Upon arrival at 4:54 a m.. Division 1 Commander Dudley Sorenson asked for two more task forces, two additional battalion chiefs and three more rescue ambulances.

Many died in the fast-spreading fire, but many more were saved by fire fighters.

Photos by Mike Meadows, Los Angeles Times

Before the fire was knocked down at 5:48 a m., 19 companies and eight rescue ambulances, plus support units, City Fire Chief Allen Evansen, police, Red Cross, dozens of media crews, all were at the scene of the grim tragedy.

Although there was a rumored smell of gasoline when the first fire fighters entered the building, there was no report on the cause of the fire until Sept. 17 when Evansen and police investigators held a news conference to report that analysis of debris conducted by L.A. County Sheriff’s Laboratory and Federal Alcohol, Tobacco and Firearms Division Laboratory showed “conclusively that an accelerant” was used to start the fire.

Oxygen, the chief explained, released into the hallway from an opened door, fueled the fire and created the blowtorch-like effect that killed the victims as they tried to escape down the rear stairwell.

“There was never that much fire, but it was that initial blast which did most of the damage.”
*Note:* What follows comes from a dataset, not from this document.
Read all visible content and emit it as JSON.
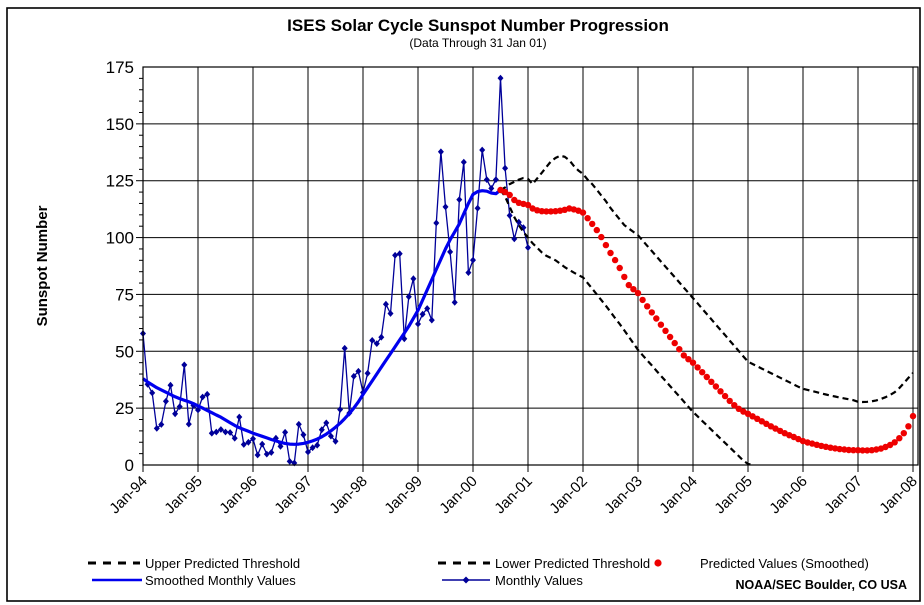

Eighteen were dead at the scene, six others died later, and many others were seriously burned or injured when they jumped from upper floor windows.

Evansen speculated that the fire had been burning for perhaps 30 minutes and had reached a stage of incomplete combustion lacking adequate oxygen to continue burning until the door was opened.

In reconstructing the early stages of the incident, Schultz noted that crews from the initial attack forces took 1 1/2 -inch lines into the second and third floors to knock down the incipient fire while the truck men used ground ladders to bring down victims who had not panicked and jumped from the upper floors. As many as 40 were rescued in this manner.

“There was never that much fire,” Schultz said, “but it was that initial blast which did most of the damage.”

The building was completely up to the city’s Ponet Square fire ordinance which mandated smoke alarms and enclosing of stairwells and installation of fire doors. The opening of the rear door ironically provided the fuel for the fire to spread.

The ordinance was named for the downtown area Ponet Square Apartment fire which killed 19 in 1970. This fire broke out in a first-floor lobby and spread up an open stairwell and raced along upper-floor hallways. The ordinance was passed, but owners were given time to bring buildings up to the new code.

In 1973 a similar fire occurred at the old Stratford Arms on West Sixth St., killing 25, again starting in the lobby and leaping up open stairwells. The city council then ended the moratorium and hotel owners had until 1976 to bring their buildings into compliance.

City officials also speculated that the Dorothy Mae was overcrowded.